GAP Analysis for IFRS for SMEs and IFRS

Alfred StrollaFounder and CEO, STROLLA LLP

It was first in 2009, the International Accounting Standards Board (IASB) introduced the International Financial Reporting Standard for Small and Medium-sized Entities (IFRS for SMEs). The objective of IASB was to develop a reporting framework that meets the needs of Entities that are required to publish financial statements for external users. The initiative was taken by IASB as this regulatory framework can be beneficial for entities and jurisdictions for which the full application of IFRS are too complex to adopt.

IFRS for SME is a result of a five-year development process with extensive consultation of SMEs worldwide and with recent changes updated until 2015.

There are many jurisdictions around the world who have developed their own definitions and characteristics of SMEs for a broad range of purposes including prescribing financial reporting obligations. Often such national or regional definitions include quantified criteria based on Entity’s revenue, assets, employees or other factors. Frequently, the term SMEs is used to mean or to include very small entities without regard to whether they publish financial statements for external users.

The IFRS for SMEs is intended for use by small and medium-sized entities (SMEs). According to IFRS for SMEs, small and medium-sized entities are entities that do not have public accountability and publish financial statements for external users. The Standard then explains the terms “external users”, by giving examples of owners of the business, existing and potential creditors, and credit rating agencies.

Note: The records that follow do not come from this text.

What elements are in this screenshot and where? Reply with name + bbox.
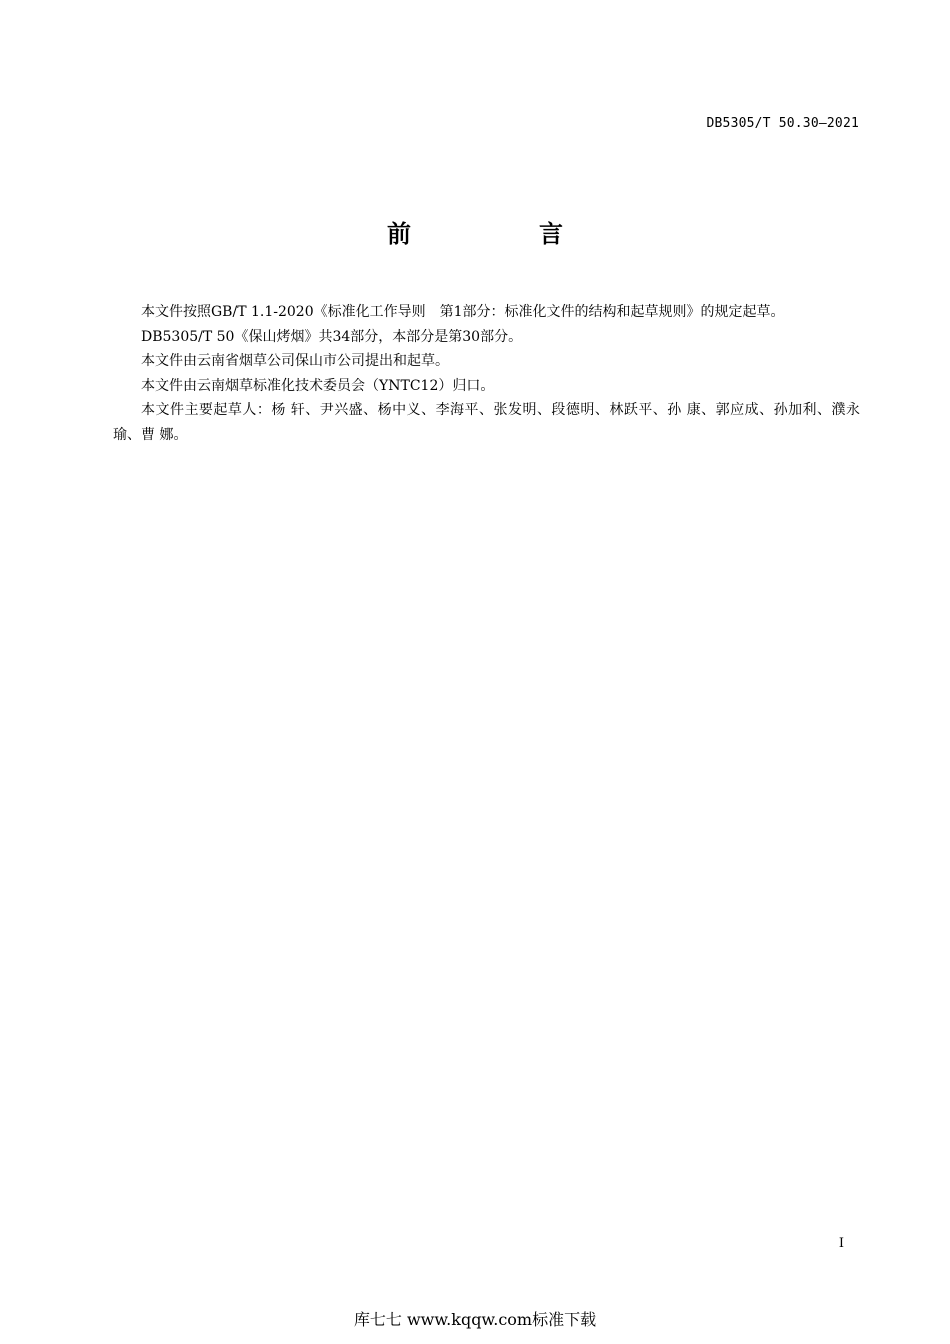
- paragraph-drafters: 本文件主要起草人：杨 轩、尹兴盛、杨中义、李海平、张发明、段德明、林跃平、孙 康、郭应成、孙加利、濮永瑜、曹 娜。: [113, 402, 860, 443]
- paragraph-series: DB5305/T 50《保山烤烟》共34部分，本部分是第30部分。: [141, 328, 523, 345]
- foreword-body: [113, 300, 860, 447]
- paragraph-proposer: 本文件由云南省烟草公司保山市公司提出和起草。: [141, 353, 449, 369]
- footer-watermark: 库七七 www.kqqw.com标准下载: [353, 1310, 597, 1329]
- document-code: DB5305/T 50.30—2021: [706, 116, 859, 131]
- page-number: I: [838, 1236, 844, 1251]
- page-title: 前 言: [387, 220, 615, 248]
- paragraph-basis: 本文件按照GB/T 1.1-2020《标准化工作导则 第1部分：标准化文件的结构和起草规则》的规定起草。: [141, 304, 785, 320]
- paragraph-committee: 本文件由云南烟草标准化技术委员会（YNTC12）归口。: [141, 377, 495, 394]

Entities with public accountability are those who have their debt or equity instruments traded in a public market or in the process of issuing such instruments for trading in a public market (a domestic or foreign stock exchange or an over-the-counter market, including local and regional markets). Further, entities who holds assets in a fiduciary capacity for a broad group of outsiders as one of its primary businesses (most banks, credit unions, insurance companies, securities brokers/dealers, mutual funds and investment banks would meet this second criterion) are considered to have public accountability. Therefore such entities cannot use IFRS for SMEs.

IFRS for SMEs does not prescribe a limit on the size of an entity that may use the IFRS for SMEs provided that it does not have public accountability.